Search code examples
cstringcode-formattingutilityreformatting

Removing strings from C source code


Can anyone point me to a program that strips off strings from C source code? Example

#include <stdio.h>
static const char *place = "world";
char * multiline_str = "one \
two \
three\n";
int main(int argc, char *argv[])
{
        printf("Hello %s\n", place);
        printf("The previous line says \"Hello %s\"\n", place);
        return 0;
}

becomes

#include <stdio.h>
static const char *place = ;
char * multiline_str = ;
int main(int argc, char *argv[])
{
        printf(, place);
        printf(, place);
        return 0;
}

What I am looking for is a program very much like stripcmt only that I want to strip strings and not comments.

The reason that I am looking for an already developed program and not just some handy regular expression is because when you start considering all corner cases (quotes within strings, multi-line strings etc) things typically start to be (much) more complex than it first appears. And there are limits on what REs can achieve, I suspect it is not possible for this task.
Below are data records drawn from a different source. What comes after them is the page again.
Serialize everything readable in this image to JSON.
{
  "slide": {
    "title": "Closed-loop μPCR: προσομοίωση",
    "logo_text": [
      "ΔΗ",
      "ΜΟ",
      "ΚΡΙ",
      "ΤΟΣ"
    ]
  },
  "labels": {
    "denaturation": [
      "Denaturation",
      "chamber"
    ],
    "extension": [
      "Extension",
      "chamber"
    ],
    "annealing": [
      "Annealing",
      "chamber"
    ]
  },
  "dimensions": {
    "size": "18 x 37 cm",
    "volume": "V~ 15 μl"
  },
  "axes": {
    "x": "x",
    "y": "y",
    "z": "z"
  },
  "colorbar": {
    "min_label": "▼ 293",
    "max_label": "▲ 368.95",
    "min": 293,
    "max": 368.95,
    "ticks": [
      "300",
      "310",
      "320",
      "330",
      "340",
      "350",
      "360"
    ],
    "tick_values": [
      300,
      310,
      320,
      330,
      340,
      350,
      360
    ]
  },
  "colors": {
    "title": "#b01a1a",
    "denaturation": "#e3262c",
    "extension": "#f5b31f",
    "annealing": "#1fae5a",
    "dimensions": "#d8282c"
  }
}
If you do think you have an extremely robust regular expression feel free to submit, but please no naive sed 's/"[^"]*"//g' like suggestions.

(No need for special handling of (possibly un-ended) strings within comments, those will be removed first)
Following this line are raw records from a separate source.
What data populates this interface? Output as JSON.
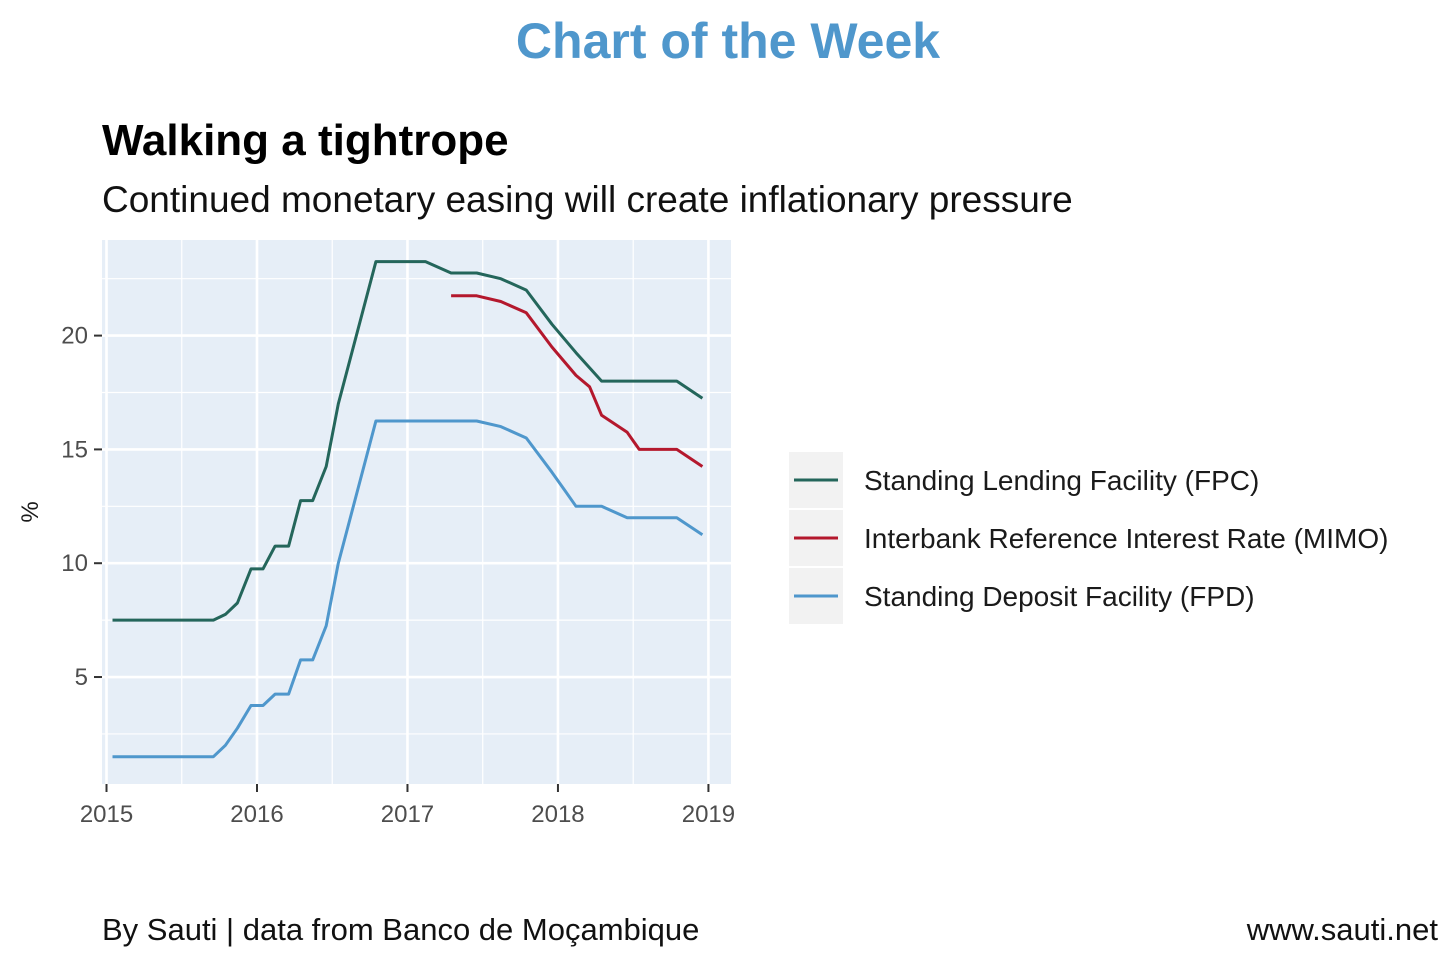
{
  "header": "Chart of the Week",
  "footer": {
    "source": "By Sauti | data from Banco de Moçambique",
    "site": "www.sauti.net"
  },
  "chart_data": {
    "type": "line",
    "title": "Walking a tightrope",
    "subtitle": "Continued monetary easing will create inflationary pressure",
    "xlabel": "",
    "ylabel": "%",
    "xlim": [
      2014.97,
      2019.15
    ],
    "ylim": [
      0.3,
      24.2
    ],
    "x_ticks": [
      2015,
      2016,
      2017,
      2018,
      2019
    ],
    "y_ticks": [
      5,
      10,
      15,
      20
    ],
    "grid": true,
    "legend_position": "right",
    "series": [
      {
        "name": "Standing Lending Facility (FPC)",
        "color": "#24665b",
        "points": [
          [
            2015.04,
            7.5
          ],
          [
            2015.71,
            7.5
          ],
          [
            2015.79,
            7.75
          ],
          [
            2015.87,
            8.25
          ],
          [
            2015.96,
            9.75
          ],
          [
            2016.04,
            9.75
          ],
          [
            2016.12,
            10.75
          ],
          [
            2016.21,
            10.75
          ],
          [
            2016.29,
            12.75
          ],
          [
            2016.37,
            12.75
          ],
          [
            2016.46,
            14.25
          ],
          [
            2016.54,
            17.0
          ],
          [
            2016.79,
            23.25
          ],
          [
            2017.12,
            23.25
          ],
          [
            2017.29,
            22.75
          ],
          [
            2017.46,
            22.75
          ],
          [
            2017.62,
            22.5
          ],
          [
            2017.79,
            22.0
          ],
          [
            2017.96,
            20.5
          ],
          [
            2018.12,
            19.25
          ],
          [
            2018.29,
            18.0
          ],
          [
            2018.62,
            18.0
          ],
          [
            2018.79,
            18.0
          ],
          [
            2018.96,
            17.25
          ]
        ]
      },
      {
        "name": "Interbank Reference Interest Rate (MIMO)",
        "color": "#b4182d",
        "points": [
          [
            2017.29,
            21.75
          ],
          [
            2017.46,
            21.75
          ],
          [
            2017.62,
            21.5
          ],
          [
            2017.79,
            21.0
          ],
          [
            2017.96,
            19.5
          ],
          [
            2018.12,
            18.25
          ],
          [
            2018.21,
            17.75
          ],
          [
            2018.29,
            16.5
          ],
          [
            2018.46,
            15.75
          ],
          [
            2018.54,
            15.0
          ],
          [
            2018.79,
            15.0
          ],
          [
            2018.96,
            14.25
          ]
        ]
      },
      {
        "name": "Standing Deposit Facility (FPD)",
        "color": "#4f97cc",
        "points": [
          [
            2015.04,
            1.5
          ],
          [
            2015.71,
            1.5
          ],
          [
            2015.79,
            2.0
          ],
          [
            2015.87,
            2.75
          ],
          [
            2015.96,
            3.75
          ],
          [
            2016.04,
            3.75
          ],
          [
            2016.12,
            4.25
          ],
          [
            2016.21,
            4.25
          ],
          [
            2016.29,
            5.75
          ],
          [
            2016.37,
            5.75
          ],
          [
            2016.46,
            7.25
          ],
          [
            2016.54,
            10.0
          ],
          [
            2016.79,
            16.25
          ],
          [
            2017.46,
            16.25
          ],
          [
            2017.62,
            16.0
          ],
          [
            2017.79,
            15.5
          ],
          [
            2017.96,
            14.0
          ],
          [
            2018.04,
            13.25
          ],
          [
            2018.12,
            12.5
          ],
          [
            2018.29,
            12.5
          ],
          [
            2018.46,
            12.0
          ],
          [
            2018.79,
            12.0
          ],
          [
            2018.96,
            11.25
          ]
        ]
      }
    ]
  }
}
Support for multi-line strings with embedded newlines is not important (not legal C), but strings spanning multiple lines ending with \ at the end must be supported.
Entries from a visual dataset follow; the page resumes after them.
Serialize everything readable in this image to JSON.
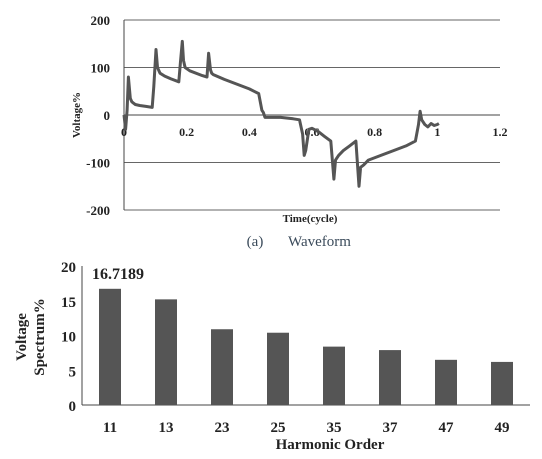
{
  "chart_data": [
    {
      "type": "line",
      "xlabel": "Time(cycle)",
      "ylabel": "Voltage%",
      "xlim": [
        0,
        1.2
      ],
      "ylim": [
        -200,
        200
      ],
      "xticks": [
        "0",
        "0.2",
        "0.4",
        "0.6",
        "0.8",
        "1",
        "1.2"
      ],
      "yticks": [
        "200",
        "100",
        "0",
        "-100",
        "-200"
      ],
      "grid": "horizontal",
      "caption": {
        "label": "(a)",
        "text": "Waveform"
      },
      "series": [
        {
          "color": "#555555",
          "x": [
            0,
            0.005,
            0.01,
            0.014,
            0.02,
            0.025,
            0.03,
            0.036,
            0.05,
            0.07,
            0.09,
            0.095,
            0.102,
            0.107,
            0.115,
            0.13,
            0.15,
            0.175,
            0.18,
            0.186,
            0.19,
            0.195,
            0.21,
            0.25,
            0.265,
            0.27,
            0.276,
            0.28,
            0.285,
            0.32,
            0.36,
            0.4,
            0.43,
            0.44,
            0.445,
            0.45,
            0.5,
            0.54,
            0.56,
            0.57,
            0.575,
            0.58,
            0.59,
            0.6,
            0.62,
            0.64,
            0.66,
            0.67,
            0.675,
            0.685,
            0.7,
            0.72,
            0.74,
            0.75,
            0.755,
            0.765,
            0.78,
            0.82,
            0.86,
            0.9,
            0.93,
            0.94,
            0.945,
            0.95,
            0.96,
            0.97,
            0.98,
            0.99,
            1.0,
            1.005
          ],
          "y": [
            0,
            -30,
            10,
            80,
            35,
            28,
            25,
            22,
            20,
            18,
            16,
            60,
            138,
            100,
            88,
            82,
            76,
            70,
            110,
            155,
            115,
            100,
            93,
            83,
            80,
            130,
            95,
            88,
            85,
            75,
            65,
            55,
            45,
            10,
            5,
            -5,
            -5,
            -8,
            -10,
            -40,
            -85,
            -75,
            -30,
            -28,
            -35,
            -45,
            -55,
            -135,
            -95,
            -85,
            -75,
            -65,
            -55,
            -150,
            -110,
            -105,
            -95,
            -85,
            -75,
            -65,
            -55,
            -20,
            8,
            -10,
            -20,
            -25,
            -18,
            -22,
            -20,
            -18
          ]
        }
      ]
    },
    {
      "type": "bar",
      "xlabel": "Harmonic Order",
      "ylabel": "Voltage Spectrum%",
      "ylabel_lines": [
        "Voltage",
        "Spectrum%"
      ],
      "ylim": [
        0,
        20
      ],
      "yticks": [
        "0",
        "5",
        "10",
        "15",
        "20"
      ],
      "categories": [
        "11",
        "13",
        "23",
        "25",
        "35",
        "37",
        "47",
        "49"
      ],
      "values": [
        16.7189,
        15.2,
        10.9,
        10.4,
        8.4,
        7.9,
        6.5,
        6.2
      ],
      "annotation": "16.7189",
      "color": "#555555"
    }
  ]
}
This is almost the same as the some other questions, but I found no reference to any tools.


Solution

  • You can download the source code to StripCmt (.tar.gz - 5kB). It's trivially small, and shouldn't be too difficult to adapt to striping strings instead (it's released under the GPL).

    You might also want to investigate the official lexical language rules for C strings. I found this very quickly, but it might not be definitive. It defines a string as:

    stringcon ::= "{ch}", where ch denotes any printable ASCII character (as specified by isprint()) other than " (double quotes) and the newline character.